The "flip side" of scoring from the "low ball" judges is the "high ball" judges!
Unrealistically high scores given for whatever reason. :twisted:
When Dave (Chad) and I first competed at Mulberry, FL three years ago or so--some judges gave us 9.5's and 10's on some of our entries! Damn, that felt good! :lol:
We were convinced that all those mediorce scores were given by IDIOTS that should have their credentials pulled!
Ya know what?
The mediocre scores were what we earned!
The "high ball" judges were simply lying to us--plain and simple!

The system is not perfect by any means.
I know KCBS (especially Bro Jim Minion) is working hard to make it better. The same as Kevin and all the FBA BOD are working on leveling the scoring system.
Both of these bodies are watching the judges scores and looking for better ways to get the job done.

But, it is just humans and it takes time to adapt.

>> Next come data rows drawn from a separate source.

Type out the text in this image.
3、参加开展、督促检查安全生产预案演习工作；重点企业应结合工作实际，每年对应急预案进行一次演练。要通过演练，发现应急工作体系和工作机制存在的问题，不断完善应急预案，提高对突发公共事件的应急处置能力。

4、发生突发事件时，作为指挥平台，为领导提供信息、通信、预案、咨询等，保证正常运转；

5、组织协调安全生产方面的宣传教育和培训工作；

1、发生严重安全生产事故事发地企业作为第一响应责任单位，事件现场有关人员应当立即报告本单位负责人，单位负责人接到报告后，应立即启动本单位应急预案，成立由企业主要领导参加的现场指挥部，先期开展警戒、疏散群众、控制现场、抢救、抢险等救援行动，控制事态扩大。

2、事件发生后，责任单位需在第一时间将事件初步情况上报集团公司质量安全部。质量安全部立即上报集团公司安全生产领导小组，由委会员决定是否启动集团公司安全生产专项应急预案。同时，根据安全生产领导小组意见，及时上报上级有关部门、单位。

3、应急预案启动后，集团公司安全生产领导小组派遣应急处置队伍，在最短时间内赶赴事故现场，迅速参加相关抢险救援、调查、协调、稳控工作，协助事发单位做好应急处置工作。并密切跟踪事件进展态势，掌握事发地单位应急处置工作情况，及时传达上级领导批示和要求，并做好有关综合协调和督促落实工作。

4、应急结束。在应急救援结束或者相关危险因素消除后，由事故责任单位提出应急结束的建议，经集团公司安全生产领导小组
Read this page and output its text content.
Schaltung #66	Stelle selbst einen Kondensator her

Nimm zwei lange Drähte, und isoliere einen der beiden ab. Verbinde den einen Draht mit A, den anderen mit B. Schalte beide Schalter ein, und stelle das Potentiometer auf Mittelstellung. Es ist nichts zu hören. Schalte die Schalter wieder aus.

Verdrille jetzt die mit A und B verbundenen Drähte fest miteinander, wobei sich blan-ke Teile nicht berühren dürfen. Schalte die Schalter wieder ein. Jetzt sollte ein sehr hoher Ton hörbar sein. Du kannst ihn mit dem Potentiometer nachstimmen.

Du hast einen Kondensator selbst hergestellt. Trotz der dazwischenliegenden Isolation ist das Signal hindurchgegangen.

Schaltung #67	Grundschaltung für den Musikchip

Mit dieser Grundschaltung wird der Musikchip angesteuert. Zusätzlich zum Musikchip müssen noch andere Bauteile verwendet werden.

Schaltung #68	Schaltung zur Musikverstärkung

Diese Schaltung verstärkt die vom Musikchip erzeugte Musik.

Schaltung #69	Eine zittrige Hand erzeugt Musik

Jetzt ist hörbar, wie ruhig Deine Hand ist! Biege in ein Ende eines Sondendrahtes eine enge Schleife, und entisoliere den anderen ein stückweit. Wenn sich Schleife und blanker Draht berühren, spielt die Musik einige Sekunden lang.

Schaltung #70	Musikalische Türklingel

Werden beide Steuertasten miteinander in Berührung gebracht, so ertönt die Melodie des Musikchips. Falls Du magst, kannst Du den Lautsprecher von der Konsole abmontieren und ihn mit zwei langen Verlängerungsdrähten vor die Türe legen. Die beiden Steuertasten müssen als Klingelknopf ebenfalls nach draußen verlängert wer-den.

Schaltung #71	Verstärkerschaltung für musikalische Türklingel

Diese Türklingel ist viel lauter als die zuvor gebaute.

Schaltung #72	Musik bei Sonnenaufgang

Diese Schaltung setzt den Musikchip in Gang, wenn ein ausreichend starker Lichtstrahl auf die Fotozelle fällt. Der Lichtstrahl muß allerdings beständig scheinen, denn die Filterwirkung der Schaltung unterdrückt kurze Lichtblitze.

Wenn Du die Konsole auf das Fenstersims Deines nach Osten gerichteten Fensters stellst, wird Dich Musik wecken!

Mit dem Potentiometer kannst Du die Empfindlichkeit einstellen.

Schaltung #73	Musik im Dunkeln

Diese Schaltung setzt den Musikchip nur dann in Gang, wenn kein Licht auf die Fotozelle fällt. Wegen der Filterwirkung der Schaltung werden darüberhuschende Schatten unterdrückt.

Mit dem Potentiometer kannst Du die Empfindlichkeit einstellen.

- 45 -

Just my nickel here from a guy who works both sides of the fence! :lol:

TIM
 
My wife was questioned at the CBJ class she took because she gave a brisket a low score (4). When pressed, she said it tasted like it was cooked on a previous day and re-heated. Turns out she was right. Nothing wrong with scoring as such. They may be told to cook everything about a 6 (first time i've heard that though) but it doesn't mean everything comes out a 6. But I agree with your point, Gary. I've been saying this for over a year now: What is most important to a lot of judges is taking BBQ home. Pretty sad if you ask me too. It's not about a free meal, people. If you want carry-out BBQ, head to your local joint and pay for it. It may not be that even a majority of judges act this way but I think just enough of them do to do like you said... wreck our day.
 
Why not say it's a 6 or DQ?? They will Question a D Q!! and the scores will come in line!! Problem solved!! Thank You Spice for the answer to everyones problems!!:cool: :cool: :cool:
 
I've been saying this for over a year now: What is most important to a lot of judges is taking BBQ home. Pretty sad if you ask me too. It's not about a free meal, people. If you want carry-out BBQ, head to your local joint and pay for it. It may not be that even a majority of judges act this way but I think just enough of them do to do like you said... wreck our day.

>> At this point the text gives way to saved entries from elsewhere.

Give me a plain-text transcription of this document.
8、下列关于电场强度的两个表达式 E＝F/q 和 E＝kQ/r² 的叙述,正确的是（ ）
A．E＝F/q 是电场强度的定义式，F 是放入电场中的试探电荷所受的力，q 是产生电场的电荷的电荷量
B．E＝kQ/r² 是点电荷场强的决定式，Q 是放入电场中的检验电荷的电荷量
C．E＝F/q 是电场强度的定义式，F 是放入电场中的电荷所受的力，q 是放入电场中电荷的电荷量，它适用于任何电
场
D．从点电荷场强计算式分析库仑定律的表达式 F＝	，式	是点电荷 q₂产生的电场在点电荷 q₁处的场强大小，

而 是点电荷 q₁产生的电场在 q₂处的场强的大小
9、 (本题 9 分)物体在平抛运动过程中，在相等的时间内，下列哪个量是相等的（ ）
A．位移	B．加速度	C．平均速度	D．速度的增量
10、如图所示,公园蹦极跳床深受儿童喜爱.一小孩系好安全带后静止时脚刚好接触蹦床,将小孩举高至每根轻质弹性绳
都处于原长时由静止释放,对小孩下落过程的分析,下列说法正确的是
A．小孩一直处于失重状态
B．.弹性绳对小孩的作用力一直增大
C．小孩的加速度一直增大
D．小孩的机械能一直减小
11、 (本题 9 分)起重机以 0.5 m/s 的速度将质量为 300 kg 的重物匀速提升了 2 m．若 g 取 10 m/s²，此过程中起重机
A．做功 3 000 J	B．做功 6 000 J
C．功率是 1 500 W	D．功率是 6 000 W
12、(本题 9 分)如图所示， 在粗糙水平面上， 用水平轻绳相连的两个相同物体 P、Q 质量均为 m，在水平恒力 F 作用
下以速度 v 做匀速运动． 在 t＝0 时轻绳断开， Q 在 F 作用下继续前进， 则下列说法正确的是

I don't believe I've ever sat at a table where any of the judges considered taking food home the most important thing. The idea that people use a tank of gas and a good portion of their Saturday just so they can have some half eaten reheated bbq that may have been bad in the first place doesn't make sense. And even if they did - why would they judge down? That would just bring them to the attention of the reps who will be less likely to use them in the future.

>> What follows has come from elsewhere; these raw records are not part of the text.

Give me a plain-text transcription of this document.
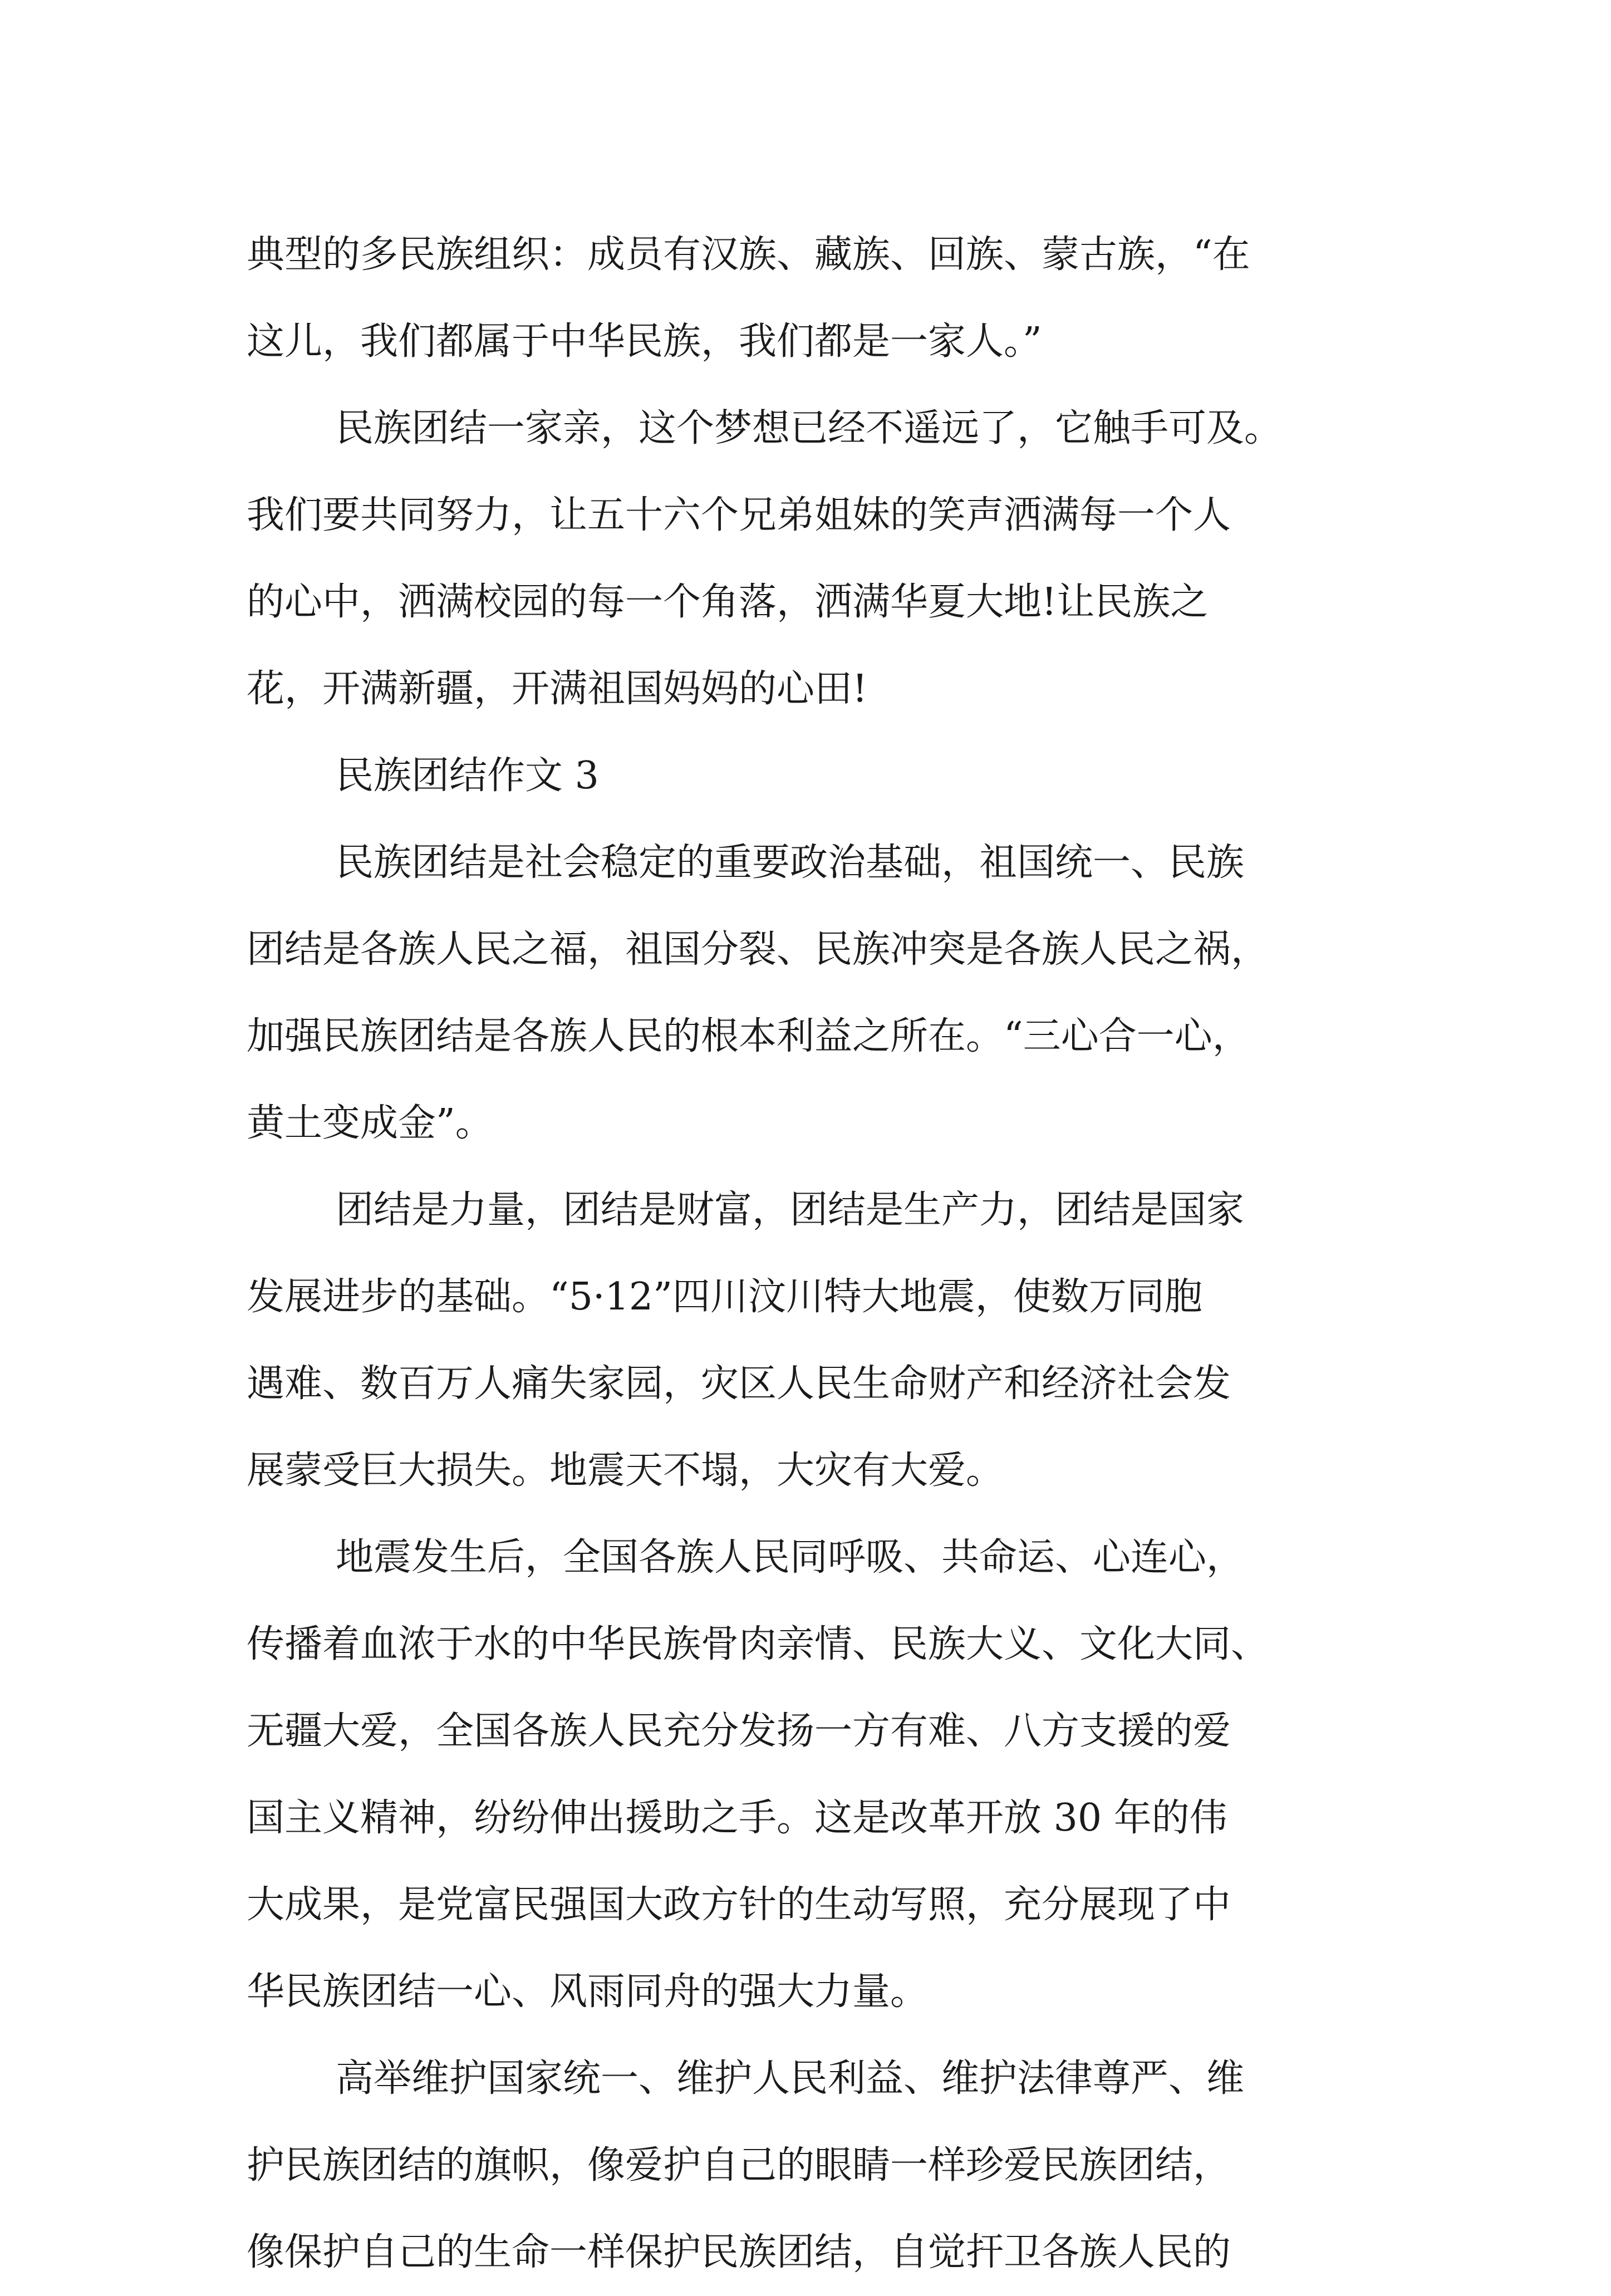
典型的多民族组织：成员有汉族、藏族、回族、蒙古族，“在
这儿，我们都属于中华民族，我们都是一家人。”
民族团结一家亲，这个梦想已经不遥远了，它触手可及。
我们要共同努力，让五十六个兄弟姐妹的笑声洒满每一个人
的心中，洒满校园的每一个角落，洒满华夏大地!让民族之
花，开满新疆，开满祖国妈妈的心田!
民族团结作文 3
民族团结是社会稳定的重要政治基础，祖国统一、民族
团结是各族人民之福，祖国分裂、民族冲突是各族人民之祸，
加强民族团结是各族人民的根本利益之所在。“三心合一心，
黄土变成金”。
团结是力量，团结是财富，团结是生产力，团结是国家
发展进步的基础。“5·12”四川汶川特大地震，使数万同胞
遇难、数百万人痛失家园，灾区人民生命财产和经济社会发
展蒙受巨大损失。地震天不塌，大灾有大爱。
地震发生后，全国各族人民同呼吸、共命运、心连心，
传播着血浓于水的中华民族骨肉亲情、民族大义、文化大同、
无疆大爱，全国各族人民充分发扬一方有难、八方支援的爱
国主义精神，纷纷伸出援助之手。这是改革开放 30 年的伟
大成果，是党富民强国大政方针的生动写照，充分展现了中
华民族团结一心、风雨同舟的强大力量。
高举维护国家统一、维护人民利益、维护法律尊严、维
护民族团结的旗帜，像爱护自己的眼睛一样珍爱民族团结，
像保护自己的生命一样保护民族团结，自觉扞卫各族人民的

I believe that judges who consistently judge down are ones who think they know what great bbq is (which more then likely is what they cook on weekends) and everything else is awful.

Of course there are people who judge down because they don't know any better, but hopefully the reps talk to them and they adjust their scores. I've been at tables where the rep has lectured us on low scores and most of the time that helps. I think it would be interesting to see if chicken scores are significantly lower then everything else since the talks normally occur after chicken.
 
Hey Diddler, you don't have to worry about those judges this weekend. Out of a class of 50 people, I only had 5 sign up to judge. What a huge disappointment!!!!!!!!!!
 
So let me ask, as I don't know the answer to this: If the KCBS doesn't do this already, why not toss the high and low scores on an entry? Wouldn't that help to keep things more accurate?
 
I think it would be interesting to see if chicken scores are significantly lower then everything else since the talks normally occur after chicken.


Interesting that you say that. I believe that chicken score are consistently lower than other categories. A couple of weeks ago our chicken took first place and our ribs took 6th place with the exact same score.
 
So let me ask, as I don't know the answer to this: If the KCBS doesn't do this already, why not toss the high and low scores on an entry? Wouldn't that help to keep things more accurate?

From what we were told in the class, the low score on each entry is set aside & only used to break a tie. I'm pretty sure that's what was said, anyhow.